There's nothing like the exhilaration of discovering new technology that promises to flood your practice with patients and stacks of cash. The reality is that virtually any new technology or bright, shiny piece of new equipment, can actually help attract and retain new patients and even generate tremendous bank deposits.

And, it doesn't need to be hard equipment,it can be soft goods, too! Everyone has a story and "proof" that they have the solution. And, the wave of new solutions continues to grow. You no longer need to stagnant or decline; you can thrive, provided you acquire this new device or product. In fact, if you added up all the claims from weight loss to peripheral neurology and everything in between, you could have a ten million dollar practice overnight! And so you wonder, why aren't there larger, more successful Chiropreneurs? The answer is so simple, you can validate the reason from your own experience.

Investment Level One

Whether you decide to acquire one or all of these new technologies, you are most certainly on a trajectory of failure when you don't budget for the missing component. The monthly lease payment, the inventory required or the capital investment is not the only financial obligation required. You must be able to communicate to your patients and to the people in your marketplace, the value and benefits of any new shiny bling you incorporate into your practice. Having a piece of equipment does not guarantee success. Think about the biggest piece of equipment you have is your office. How well is it growing your practice?

Investment Level Two

Whether you plan to offer a pain relief gel or a $6,500 peripheral neurology program of care, unless you have a budget to "market" the solution, you are doomed to failure. If you offer orthotics, how many pairs have you sold this month?

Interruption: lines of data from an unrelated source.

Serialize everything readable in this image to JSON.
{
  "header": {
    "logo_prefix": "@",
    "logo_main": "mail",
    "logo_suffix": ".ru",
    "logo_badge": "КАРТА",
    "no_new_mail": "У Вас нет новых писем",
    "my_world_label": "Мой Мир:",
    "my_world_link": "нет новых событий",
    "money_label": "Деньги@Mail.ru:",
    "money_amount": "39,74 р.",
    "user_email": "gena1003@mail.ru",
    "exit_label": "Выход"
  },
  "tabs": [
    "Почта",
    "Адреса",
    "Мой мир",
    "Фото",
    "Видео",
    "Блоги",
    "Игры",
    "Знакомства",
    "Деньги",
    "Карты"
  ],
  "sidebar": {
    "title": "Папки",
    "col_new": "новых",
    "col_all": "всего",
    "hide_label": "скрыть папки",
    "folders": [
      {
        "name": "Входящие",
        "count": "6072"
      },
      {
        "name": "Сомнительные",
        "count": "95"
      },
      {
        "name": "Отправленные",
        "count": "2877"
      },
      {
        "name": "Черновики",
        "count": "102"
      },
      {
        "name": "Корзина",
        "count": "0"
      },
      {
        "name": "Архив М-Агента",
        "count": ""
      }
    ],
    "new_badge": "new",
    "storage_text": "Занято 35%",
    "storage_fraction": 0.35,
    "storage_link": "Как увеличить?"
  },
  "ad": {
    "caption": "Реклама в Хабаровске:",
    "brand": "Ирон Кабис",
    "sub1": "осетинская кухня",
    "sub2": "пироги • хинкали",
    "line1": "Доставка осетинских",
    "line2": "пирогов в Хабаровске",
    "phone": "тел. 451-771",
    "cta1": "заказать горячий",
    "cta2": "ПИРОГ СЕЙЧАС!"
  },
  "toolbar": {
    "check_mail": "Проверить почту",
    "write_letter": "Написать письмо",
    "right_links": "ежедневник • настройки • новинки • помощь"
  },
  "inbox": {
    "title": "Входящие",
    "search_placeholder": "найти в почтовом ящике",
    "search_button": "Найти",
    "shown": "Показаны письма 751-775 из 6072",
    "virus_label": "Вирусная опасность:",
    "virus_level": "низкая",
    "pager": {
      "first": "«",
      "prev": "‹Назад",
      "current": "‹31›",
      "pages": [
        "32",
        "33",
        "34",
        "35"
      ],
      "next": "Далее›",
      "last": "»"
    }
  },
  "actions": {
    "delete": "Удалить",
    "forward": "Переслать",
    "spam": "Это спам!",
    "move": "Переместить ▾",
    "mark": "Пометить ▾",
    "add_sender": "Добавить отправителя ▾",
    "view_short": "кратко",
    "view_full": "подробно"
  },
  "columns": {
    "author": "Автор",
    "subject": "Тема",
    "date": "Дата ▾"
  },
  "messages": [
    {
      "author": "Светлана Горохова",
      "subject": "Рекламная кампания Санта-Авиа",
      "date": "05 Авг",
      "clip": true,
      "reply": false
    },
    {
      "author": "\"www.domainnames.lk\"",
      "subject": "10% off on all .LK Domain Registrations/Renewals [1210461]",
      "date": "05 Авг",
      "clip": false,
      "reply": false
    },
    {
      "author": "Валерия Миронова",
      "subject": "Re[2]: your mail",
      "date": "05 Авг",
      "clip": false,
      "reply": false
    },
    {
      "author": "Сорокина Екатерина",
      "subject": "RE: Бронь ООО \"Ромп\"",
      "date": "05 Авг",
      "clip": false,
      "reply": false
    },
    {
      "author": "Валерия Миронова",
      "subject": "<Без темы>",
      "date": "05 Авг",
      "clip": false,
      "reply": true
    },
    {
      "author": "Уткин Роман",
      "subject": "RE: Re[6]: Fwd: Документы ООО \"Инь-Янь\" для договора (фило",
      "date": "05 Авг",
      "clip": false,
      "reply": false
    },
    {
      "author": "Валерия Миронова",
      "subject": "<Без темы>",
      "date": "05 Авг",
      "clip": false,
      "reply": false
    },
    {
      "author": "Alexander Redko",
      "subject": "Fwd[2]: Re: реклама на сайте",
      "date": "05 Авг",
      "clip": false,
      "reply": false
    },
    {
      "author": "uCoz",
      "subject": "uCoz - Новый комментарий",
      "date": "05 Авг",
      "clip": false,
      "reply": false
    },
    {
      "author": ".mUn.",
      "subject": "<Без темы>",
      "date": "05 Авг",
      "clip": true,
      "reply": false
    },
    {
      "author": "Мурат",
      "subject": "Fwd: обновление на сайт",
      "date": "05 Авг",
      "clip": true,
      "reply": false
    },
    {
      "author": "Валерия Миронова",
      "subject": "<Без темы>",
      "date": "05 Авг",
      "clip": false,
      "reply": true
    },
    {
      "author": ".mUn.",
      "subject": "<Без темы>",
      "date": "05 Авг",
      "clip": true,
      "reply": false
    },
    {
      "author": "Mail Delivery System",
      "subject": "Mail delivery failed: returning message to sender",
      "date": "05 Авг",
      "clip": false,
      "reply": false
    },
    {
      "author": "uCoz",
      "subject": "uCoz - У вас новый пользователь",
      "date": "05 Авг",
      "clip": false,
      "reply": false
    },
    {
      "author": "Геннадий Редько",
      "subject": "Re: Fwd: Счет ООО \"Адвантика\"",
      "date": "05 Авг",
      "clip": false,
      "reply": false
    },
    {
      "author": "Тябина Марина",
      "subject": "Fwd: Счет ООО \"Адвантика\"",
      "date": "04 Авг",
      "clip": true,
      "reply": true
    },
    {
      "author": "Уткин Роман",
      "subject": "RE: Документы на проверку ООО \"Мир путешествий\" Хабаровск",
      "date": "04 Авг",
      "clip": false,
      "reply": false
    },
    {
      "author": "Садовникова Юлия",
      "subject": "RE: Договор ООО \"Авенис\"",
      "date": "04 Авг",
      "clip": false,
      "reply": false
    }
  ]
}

There are stores that only exist to sell orthotics and nothing else. Could they survive and profit if they were only able to sell the same number of orthotics that you sell? Here's the reality of business: if you do not have the resources to market your products and services, then don't keep adding overhead, as you will just drown faster.

Look at the amount of money McDonald's will invest to sell a cup of hot chocolate. How much do you invest each month to sell pain relief gel that costs much more than hot chocolate? Sure, they could be losing money on the hot chocolate, but, while you are in their store, you might purchase other items. You could be sending a mailer to all new residents in your marketplace offering a tube of pain relief gel and a spinal screening in order to introduce them to your brand of chiropractic.

Not All Marketing is Equal

Some vendors offer to provide marketing support. There is marketing and there is marketing. Vendor-supplied marketing generally does not promote your brand of chiropractic, instead they focus on their equipment or product. You can understand why, but this is not helpful for promoting your brand of chiropractic, of which their equipment is a small part. People don't buy drill bits. They buy quarter-inch holes. Your marketing must be focused on the end results desired by your target audience, not the cool equipment.

Competitive Colleagues

If entrepreneurs can make a living opening orthotic stores, then certainly a practice offering only peripheral neurology could be a mega-success. Or with so many people overweight, why not stop adjusting and help them lose weight? Surely you can compete with Jenny Craig or the other billion-dollar weight lost brands. Never overlook the competition, and not just your competitive colleagues. If someone is marketing a competing product or service, then you will need to respond. Word of mouth marketing is great and can be an initial strategy, but at some point you max out. Jenny Craig or Smith Chiropractic? Who dominates the marketplace? Can you overcome the competition? Absolutely, but not without resources.

Technology is a magnet to those seeking a solution to their problems. In other words "the quick fix." However, this quick fix takes six to twelve months. There are a great number of folks who are overweight and, at some point, they will decide to lose the fat. Whom will they choose to help them? The practice who is marketing the solution or the one hoping someone hears about your solution?

Marketing is a continuous process that succeeds with repetition. If you can't market your new shiny bling, then don't, invest instead.